While defendants Kern/Shapiro do not oppose the relief requested by plaintiff, they correctly contend, and plaintiff agrees, that their judgment against defendant Ina Treston in the amount of $268,160.68 dated December 19, 2003 and docketed March 17, 2004, has priority over the second CitiMortgage mortgage dated December 8, 2004, and recorded July 14, 2005 in the amount of $29,904.33.
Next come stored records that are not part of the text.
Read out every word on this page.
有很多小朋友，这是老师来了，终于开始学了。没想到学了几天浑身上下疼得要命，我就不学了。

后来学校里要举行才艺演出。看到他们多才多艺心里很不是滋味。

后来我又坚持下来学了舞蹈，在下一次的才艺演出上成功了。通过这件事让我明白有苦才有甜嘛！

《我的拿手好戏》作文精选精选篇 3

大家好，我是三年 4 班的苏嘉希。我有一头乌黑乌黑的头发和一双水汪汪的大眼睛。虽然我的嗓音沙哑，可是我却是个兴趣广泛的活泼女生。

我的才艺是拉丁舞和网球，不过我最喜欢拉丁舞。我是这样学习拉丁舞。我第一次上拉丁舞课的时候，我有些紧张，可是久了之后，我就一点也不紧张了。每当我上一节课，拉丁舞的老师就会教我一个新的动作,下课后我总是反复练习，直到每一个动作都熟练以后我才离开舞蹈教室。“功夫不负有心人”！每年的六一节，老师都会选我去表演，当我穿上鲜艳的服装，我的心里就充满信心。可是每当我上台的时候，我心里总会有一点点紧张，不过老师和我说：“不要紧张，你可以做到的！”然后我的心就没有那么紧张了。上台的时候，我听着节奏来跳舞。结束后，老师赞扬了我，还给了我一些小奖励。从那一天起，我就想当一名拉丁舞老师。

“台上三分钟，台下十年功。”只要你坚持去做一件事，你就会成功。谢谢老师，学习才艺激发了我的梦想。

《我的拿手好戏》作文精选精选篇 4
Accordingly, plaintiff's motion to appoint a referee and for summary judgment against the defendants is granted and the answers interposed by the defendants are hereby stricken. The order of priority of the mortgage and judgment is as follows:
1. CitiMortgage's mortgage dated October 10, 2003, in the amount of $285,000 plus interest as stated in the note and costs as provided in its mortgage;
2. Ralph W. Kern/Shapiro Family Realty Associates judgment in the amount of $268,160.68 plus interest;
3. CitiMortgage's mortgage dated December 8, 2004 in the amount of $29,904.33 plus interest as stated in the note and costs as provided in its mortgage;
Keith W. Lavallee, Esq. with an office at 4 Westgate, Farmingdale, NY 11735, (516) 756-5100, is hereby appointed referee to ascertain and compute the amount due upon the note and mortgage herein and to examine and report whether the mortgaged premises can be sold in one parcel.
Cross motion by the Treston defendants to dismiss the complaint pursuant to CPLR 3211(a)(8) is denied in light of the disposition of the motion in chief.
This constitutes the Decision and Order of the Court.